In hybrid teams, people might be physically together one day, and then not see each other for days or weeks. Or some people might be together in the same place most of the time, while others are seldom seen at all. This is why such teams are a little more complex than teams where everyone is co-located, or where all parties are remote.
>>Learn more at the webinar: How to be a Good Teammate on a Blended Team
People are visual creatures. When we see each other, there is a lot of spontaneous communication that takes place. It’s less formal, more frequent, and (not for nothing), often more enjoyable. It’s natural that when there’s a question to be asked, a favor granted, or just a conversation to engage in, we turn to the people who are in eyeshot.
But what if you’re the person who is often out of the office? While others are eating pizza, kidding each other about last night’s game, or huddling together to solve a crisis, you’re being left out. Sure, it is nice to be left alone to get your work done and avoid “office politics,” but being excluded can be demoralizing and even damage your career.

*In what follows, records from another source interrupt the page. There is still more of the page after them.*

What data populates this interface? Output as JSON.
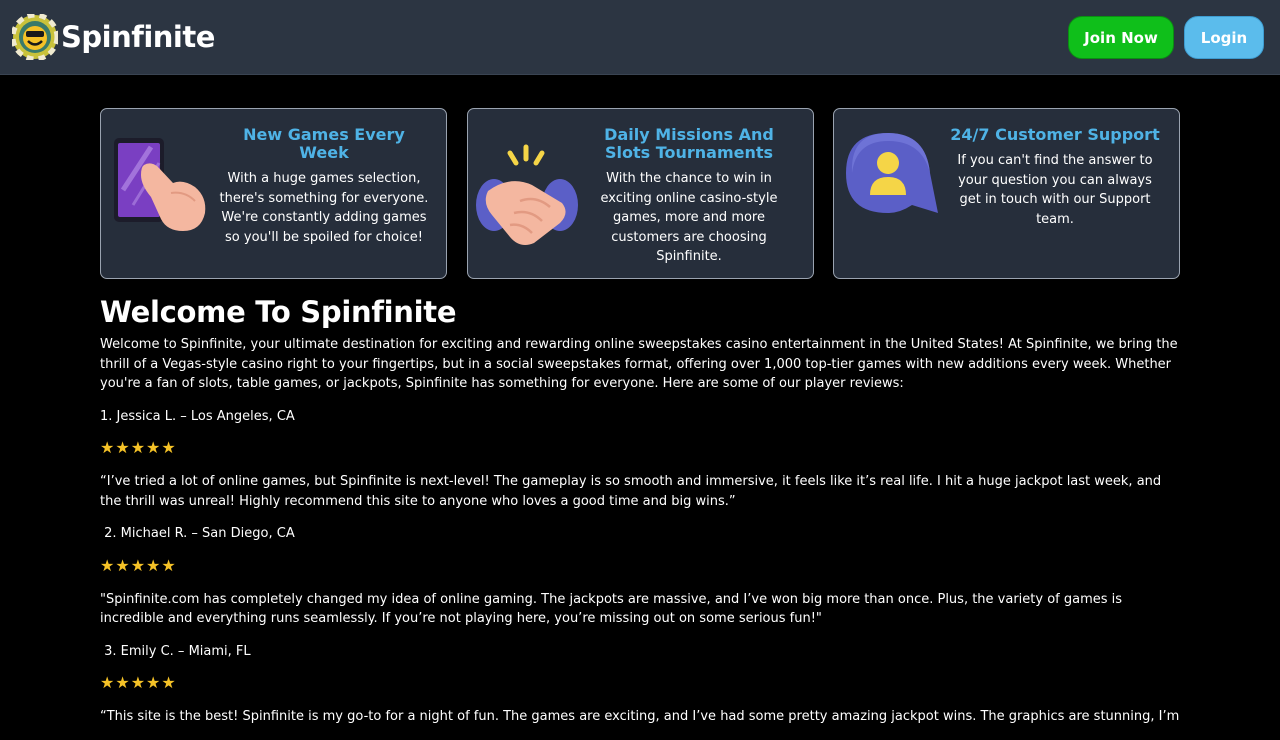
{
  "header": {
    "brand": "Spinfinite",
    "join_label": "Join Now",
    "login_label": "Login"
  },
  "features": [
    {
      "title": "New Games Every Week",
      "description": "With a huge games selection, there's something for everyone. We're constantly adding games so you'll be spoiled for choice!",
      "icon": "phone-tap-icon"
    },
    {
      "title": "Daily Missions And Slots Tournaments",
      "description": "With the chance to win in exciting online casino-style games, more and more customers are choosing Spinfinite.",
      "icon": "handshake-icon"
    },
    {
      "title": "24/7 Customer Support",
      "description": "If you can't find the answer to your question you can always get in touch with our Support team.",
      "icon": "support-chat-icon"
    }
  ],
  "main": {
    "title": "Welcome To Spinfinite",
    "intro": "Welcome to Spinfinite, your ultimate destination for exciting and rewarding online sweepstakes casino entertainment in the United States! At Spinfinite, we bring the thrill of a Vegas-style casino right to your fingertips, but in a social sweepstakes format, offering over 1,000 top-tier games with new additions every week. Whether you're a fan of slots, table games, or jackpots, Spinfinite has something for everyone. Here are some of our player reviews:",
    "reviews": [
      {
        "reviewer": "1. Jessica L. – Los Angeles, CA",
        "stars": "★★★★★",
        "rating": 5,
        "quote": "“I’ve tried a lot of online games, but Spinfinite is next-level! The gameplay is so smooth and immersive, it feels like it’s real life. I hit a huge jackpot last week, and the thrill was unreal! Highly recommend this site to anyone who loves a good time and big wins.”"
      },
      {
        "reviewer": " 2. Michael R. – San Diego, CA",
        "stars": "★★★★★",
        "rating": 5,
        "quote": "\"Spinfinite.com has completely changed my idea of online gaming. The jackpots are massive, and I’ve won big more than once. Plus, the variety of games is incredible and everything runs seamlessly. If you’re not playing here, you’re missing out on some serious fun!\""
      },
      {
        "reviewer": " 3. Emily C. – Miami, FL",
        "stars": "★★★★★",
        "rating": 5,
        "quote": "“This site is the best! Spinfinite is my go-to for a night of fun. The games are exciting, and I’ve had some pretty amazing jackpot wins. The graphics are stunning, I’m"
      }
    ]
  },
  "colors": {
    "header_bg": "#2c3542",
    "card_bg": "#262e3b",
    "accent_blue": "#4fb3e6",
    "join_green": "#0fbf1a",
    "login_blue": "#5bbcec",
    "star_gold": "#f5c227"
  }
}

So how can you be visible to your teammates when you’re not in the office? In “The Long-Distance Teammate, Stay Engaged and Connected While Working Anywhere,” we call this Ethical Visibility. Here are some simple suggestions for being visible to your manager and your teammates without looking like a needy, attention-seeker:
- Use your webcam when you’re not in the office and if you’re in the office talking to someone who isn’t. It’s tempting when you’re at home to stay in your sweats till noon, and as long as you’re getting your work done, who cares? But if that stops you from using your webcam so you are literally visible to your co-workers, you’re missing an opportunity. If you’re in the office, you want to put a face to a name your remote teammates are talking to as well.
- Reach out to your teammates, even the ones you don’t speak to every day. It’s frustrating not to have those casual interactions we have at the coffee machine or passing through cubicles on our way to a meeting. When we are physically present, we say hello, remember to ask questions, and take time to network. When we are remote, it takes work. Being visible can be as simple as sending a quick Slack or Teams message appreciating someone’s comment on a meeting or wishing them happy birthday.

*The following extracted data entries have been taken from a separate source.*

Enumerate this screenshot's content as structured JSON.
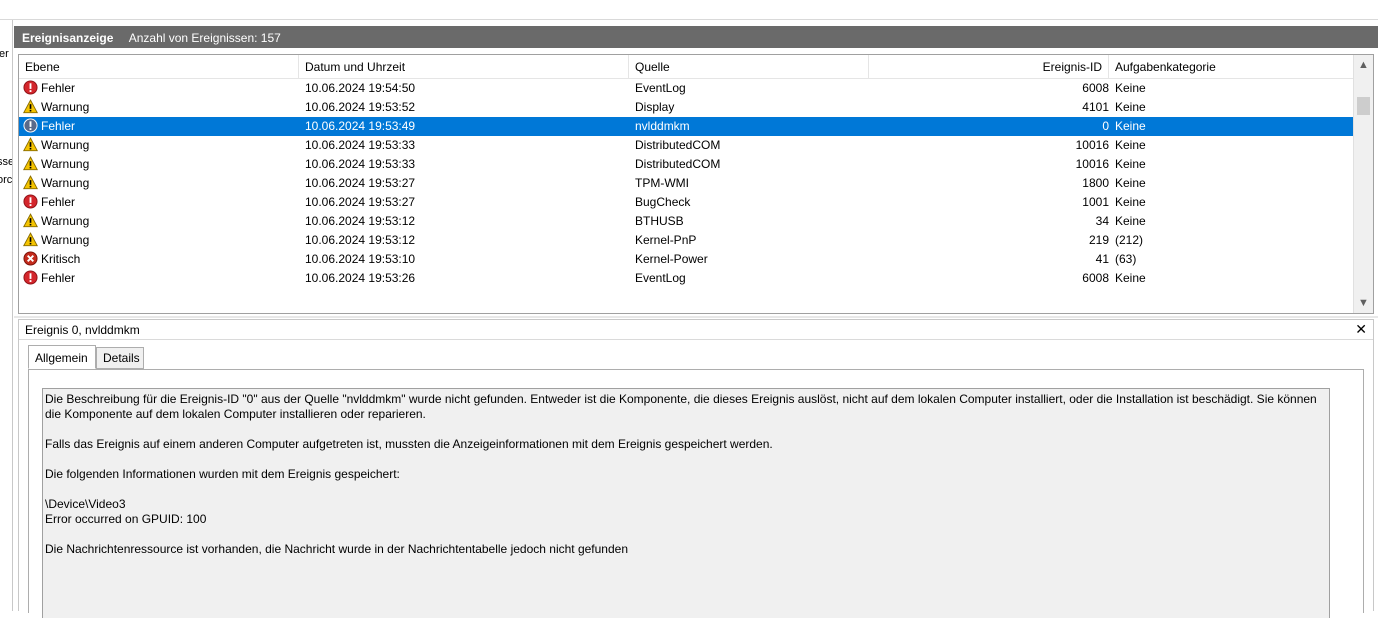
{
  "left_pane": {
    "frag1": "er",
    "frag2": "sse",
    "frag3": "orc"
  },
  "header": {
    "title": "Ereignisanzeige",
    "count_label": "Anzahl von Ereignissen: 157"
  },
  "columns": [
    "Ebene",
    "Datum und Uhrzeit",
    "Quelle",
    "Ereignis-ID",
    "Aufgabenkategorie"
  ],
  "events": [
    {
      "level": "Fehler",
      "icon": "error-icon",
      "date": "10.06.2024 19:54:50",
      "source": "EventLog",
      "id": "6008",
      "category": "Keine"
    },
    {
      "level": "Warnung",
      "icon": "warning-icon",
      "date": "10.06.2024 19:53:52",
      "source": "Display",
      "id": "4101",
      "category": "Keine"
    },
    {
      "level": "Fehler",
      "icon": "error-icon",
      "date": "10.06.2024 19:53:49",
      "source": "nvlddmkm",
      "id": "0",
      "category": "Keine",
      "selected": true
    },
    {
      "level": "Warnung",
      "icon": "warning-icon",
      "date": "10.06.2024 19:53:33",
      "source": "DistributedCOM",
      "id": "10016",
      "category": "Keine"
    },
    {
      "level": "Warnung",
      "icon": "warning-icon",
      "date": "10.06.2024 19:53:33",
      "source": "DistributedCOM",
      "id": "10016",
      "category": "Keine"
    },
    {
      "level": "Warnung",
      "icon": "warning-icon",
      "date": "10.06.2024 19:53:27",
      "source": "TPM-WMI",
      "id": "1800",
      "category": "Keine"
    },
    {
      "level": "Fehler",
      "icon": "error-icon",
      "date": "10.06.2024 19:53:27",
      "source": "BugCheck",
      "id": "1001",
      "category": "Keine"
    },
    {
      "level": "Warnung",
      "icon": "warning-icon",
      "date": "10.06.2024 19:53:12",
      "source": "BTHUSB",
      "id": "34",
      "category": "Keine"
    },
    {
      "level": "Warnung",
      "icon": "warning-icon",
      "date": "10.06.2024 19:53:12",
      "source": "Kernel-PnP",
      "id": "219",
      "category": "(212)"
    },
    {
      "level": "Kritisch",
      "icon": "critical-icon",
      "date": "10.06.2024 19:53:10",
      "source": "Kernel-Power",
      "id": "41",
      "category": "(63)"
    },
    {
      "level": "Fehler",
      "icon": "error-icon",
      "date": "10.06.2024 19:53:26",
      "source": "EventLog",
      "id": "6008",
      "category": "Keine"
    }
  ],
  "detail": {
    "title": "Ereignis 0, nvlddmkm",
    "close": "✕",
    "tabs": [
      "Allgemein",
      "Details"
    ],
    "active_tab": "Allgemein",
    "message": {
      "p1": "Die Beschreibung für die Ereignis-ID \"0\" aus der Quelle \"nvlddmkm\" wurde nicht gefunden. Entweder ist die Komponente, die dieses Ereignis auslöst, nicht auf dem lokalen Computer installiert, oder die Installation ist beschädigt. Sie können die Komponente auf dem lokalen Computer installieren oder reparieren.",
      "p2": "Falls das Ereignis auf einem anderen Computer aufgetreten ist, mussten die Anzeigeinformationen mit dem Ereignis gespeichert werden.",
      "p3": "Die folgenden Informationen wurden mit dem Ereignis gespeichert:",
      "line1": "\\Device\\Video3",
      "line2": "Error occurred on GPUID: 100",
      "p4": "Die Nachrichtenressource ist vorhanden, die Nachricht wurde in der Nachrichtentabelle jedoch nicht gefunden"
    }
  },
  "colors": {
    "selection": "#0078d7",
    "header_bar": "#6a6a6a",
    "message_bg": "#f0f0f0"
  }
}
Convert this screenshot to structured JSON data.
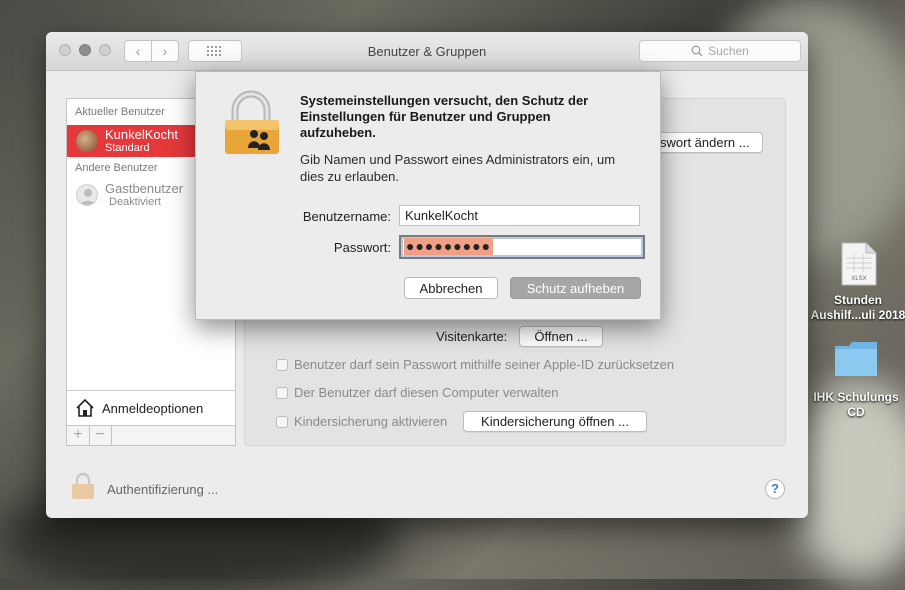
{
  "window": {
    "title": "Benutzer & Gruppen",
    "search_placeholder": "Suchen",
    "nav_back": "‹",
    "nav_forward": "›",
    "grid_icon": "grid-icon"
  },
  "sidebar": {
    "current_header": "Aktueller Benutzer",
    "current_user": {
      "name": "KunkelKocht",
      "role": "Standard"
    },
    "other_header": "Andere Benutzer",
    "guest": {
      "name": "Gastbenutzer",
      "status": "Deaktiviert"
    },
    "login_options": "Anmeldeoptionen",
    "add": "+",
    "remove": "−"
  },
  "panel": {
    "change_password": "swort ändern ...",
    "card_label": "Visitenkarte:",
    "card_open": "Öffnen ...",
    "options": [
      "Benutzer darf sein Passwort mithilfe seiner Apple-ID zurücksetzen",
      "Der Benutzer darf diesen Computer verwalten",
      "Kindersicherung aktivieren"
    ],
    "parental_open": "Kindersicherung öffnen ..."
  },
  "footer": {
    "auth": "Authentifizierung ...",
    "help": "?"
  },
  "dialog": {
    "title": "Systemeinstellungen versucht, den Schutz der Einstellungen für Benutzer und Gruppen aufzuheben.",
    "body": "Gib Namen und Passwort eines Administrators ein, um dies zu erlauben.",
    "username_label": "Benutzername:",
    "username_value": "KunkelKocht",
    "password_label": "Passwort:",
    "password_mask": "●●●●●●●●●",
    "cancel": "Abbrechen",
    "unlock": "Schutz aufheben"
  },
  "desktop": {
    "file_label": "Stunden Aushilf...uli 2018",
    "file_type": "XLSX",
    "folder_label": "IHK Schulungs CD"
  },
  "colors": {
    "selection": "#e6383b",
    "password_highlight": "#f2a085"
  }
}
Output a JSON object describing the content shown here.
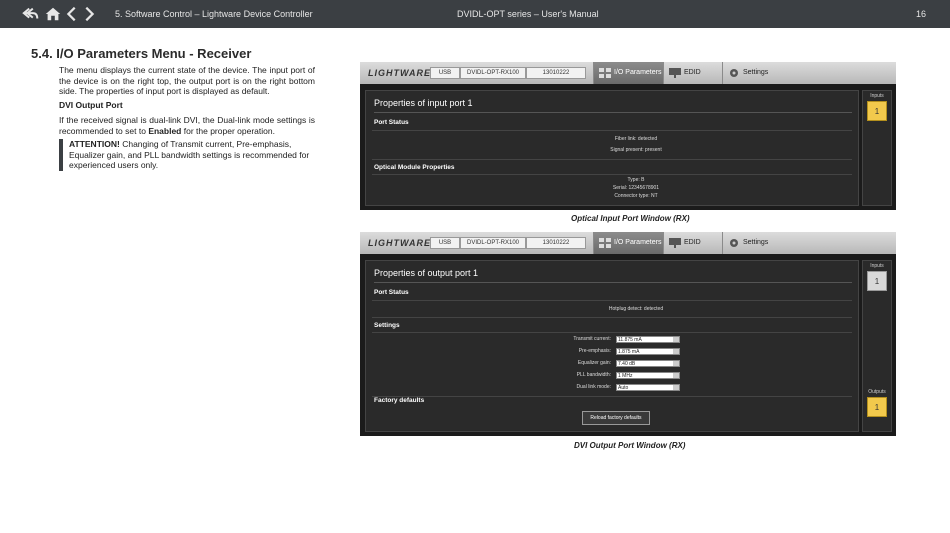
{
  "header": {
    "left_title": "5. Software Control – Lightware Device Controller",
    "center_title": "DVIDL-OPT series – User's Manual",
    "page_number": "16"
  },
  "section": {
    "title": "5.4. I/O Parameters Menu - Receiver",
    "intro": "The menu displays the current state of the device. The input port of the device is on the right top, the output port is on the right bottom side. The properties of input port is displayed as default.",
    "subheading": "DVI Output Port",
    "para2_a": "If the received signal is dual-link DVI, the Dual-link mode settings is recommended to set to",
    "para2_bold": "Enabled",
    "para2_b": "for the proper operation.",
    "attention_label": "ATTENTION!",
    "attention_text": "Changing of Transmit current, Pre-emphasis, Equalizer gain, and PLL bandwidth settings is recommended for experienced users only."
  },
  "app": {
    "logo": "LIGHTWARE",
    "field_usb": "USB",
    "field_model": "DVIDL-OPT-RX100",
    "field_serial": "13010222",
    "tab_io": "I/O Parameters",
    "tab_edid": "EDID",
    "tab_settings": "Settings"
  },
  "window1": {
    "panel_title": "Properties of input port 1",
    "port_status": "Port Status",
    "fiber_link": "Fiber link: detected",
    "signal_present": "Signal present: present",
    "optical_props": "Optical Module Properties",
    "type": "Type: B",
    "serial": "Serial: 12345678901",
    "connector": "Connector type: NT",
    "inputs_label": "Inputs",
    "input_port": "1",
    "caption": "Optical Input Port Window (RX)"
  },
  "window2": {
    "panel_title": "Properties of output port 1",
    "port_status": "Port Status",
    "hotplug": "Hotplug detect: detected",
    "settings": "Settings",
    "transmit_label": "Transmit current:",
    "transmit_value": "11.875 mA",
    "preemph_label": "Pre-emphasis:",
    "preemph_value": "1.875 mA",
    "eq_label": "Equalizer gain:",
    "eq_value": "7.40 dB",
    "pll_label": "PLL bandwidth:",
    "pll_value": "1 MHz",
    "dual_label": "Dual link mode:",
    "dual_value": "Auto",
    "factory": "Factory defaults",
    "reload": "Reload factory defaults",
    "inputs_label": "Inputs",
    "input_port": "1",
    "outputs_label": "Outputs",
    "output_port": "1",
    "caption": "DVI Output Port Window (RX)"
  }
}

- Meetings are the one moment where you have exposure to the most teammates at the same time. Are you active, engaged, and adding value? Or do you put the meeting on hold, refrain from saying anything, and just go answer your email? If you don’t remind people that you are there and a valuable resource, don’t be surprised when you aren’t top of mind for that assignment.

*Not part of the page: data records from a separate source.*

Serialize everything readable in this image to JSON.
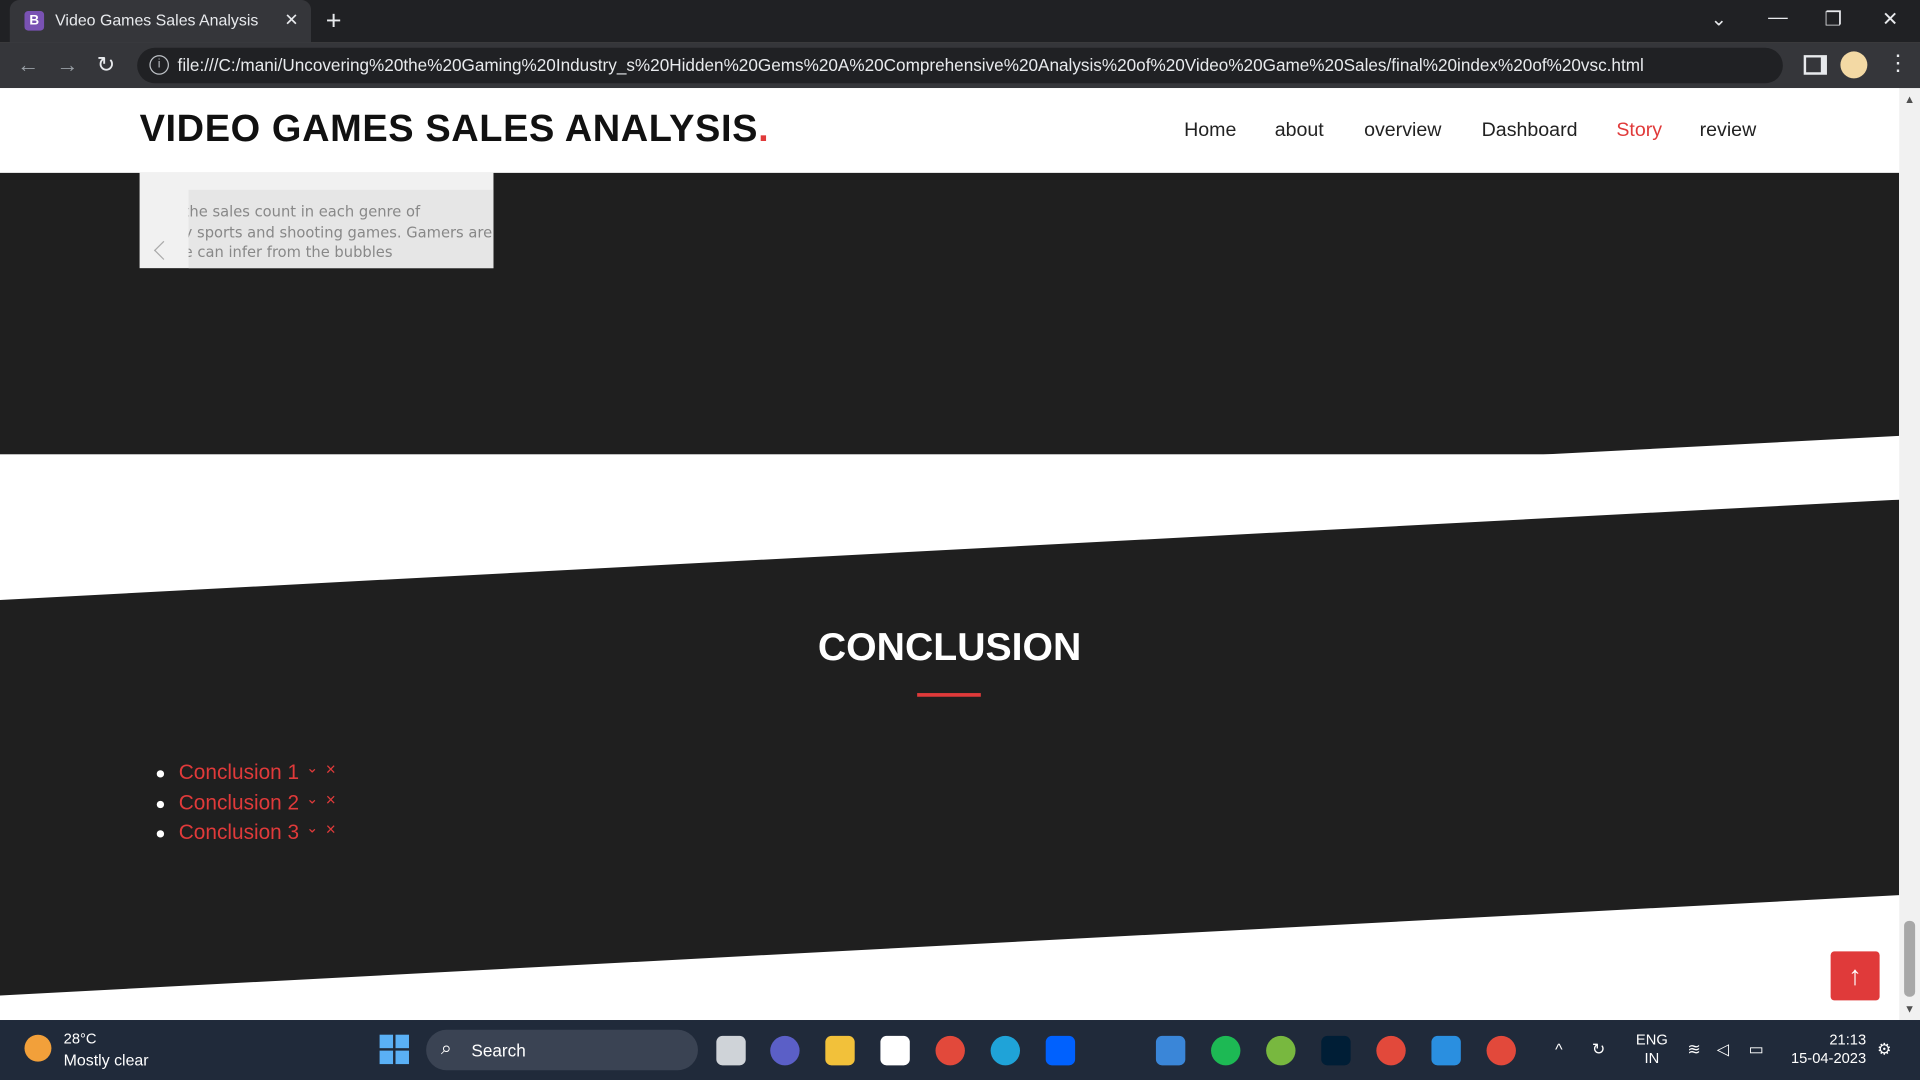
{
  "browser": {
    "tab_title": "Video Games Sales Analysis",
    "tab_favicon": "B",
    "url": "file:///C:/mani/Uncovering%20the%20Gaming%20Industry_s%20Hidden%20Gems%20A%20Comprehensive%20Analysis%20of%20Video%20Game%20Sales/final%20index%20of%20vsc.html"
  },
  "site": {
    "logo": "VIDEO GAMES SALES ANALYSIS",
    "logo_dot": ".",
    "accent_color": "#e03a3a",
    "nav": [
      {
        "label": "Home",
        "active": false
      },
      {
        "label": "about",
        "active": false
      },
      {
        "label": "overview",
        "active": false
      },
      {
        "label": "Dashboard",
        "active": false
      },
      {
        "label": "Story",
        "active": true
      },
      {
        "label": "review",
        "active": false
      }
    ]
  },
  "story_card": {
    "lines": [
      "the sales count in each genre of",
      "y sports and shooting games. Gamers are",
      "e can infer from the bubbles"
    ]
  },
  "conclusion": {
    "title": "CONCLUSION",
    "items": [
      {
        "label": "Conclusion 1",
        "chevron": "⌄",
        "close": "×"
      },
      {
        "label": "Conclusion 2",
        "chevron": "⌄",
        "close": "×"
      },
      {
        "label": "Conclusion 3",
        "chevron": "⌄",
        "close": "×"
      }
    ]
  },
  "back_to_top": {
    "icon": "arrow-up-icon",
    "glyph": "↑"
  },
  "taskbar": {
    "temperature": "28°C",
    "weather": "Mostly clear",
    "search_label": "Search",
    "lang_top": "ENG",
    "lang_bottom": "IN",
    "time": "21:13",
    "date": "15-04-2023"
  }
}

- Sometimes you’ll have to suck it up and go into the office. It can be tempting to take maximum advantage of flexible working. Setting your own hours, working without interruptions, or not having to wear grown-up clothes are all wonderful. But making the investment in being visible to your team, taking part in social activities and networking with your teammates, and people in other departments, is taking a long-term view of your work.
- Don’t be afraid to offer feedback to your manager as well as your colleagues. Good teammates support each other and are working for the good of the team. Many times (especially when we aren’t in the office), we don’t offer feedback because it’s not our job. Yes, it is. That’s what valuable team members do, and it is how you get a reputation as someone whose opinion matters, no matter where you are sitting.
Visibility can take many forms in today’s workplace. You have both a physical and an online presence. Assuming people will know you’re at their service, without reminding them you exist, can be frustrating.
How will you work on your Ethical Visibility today?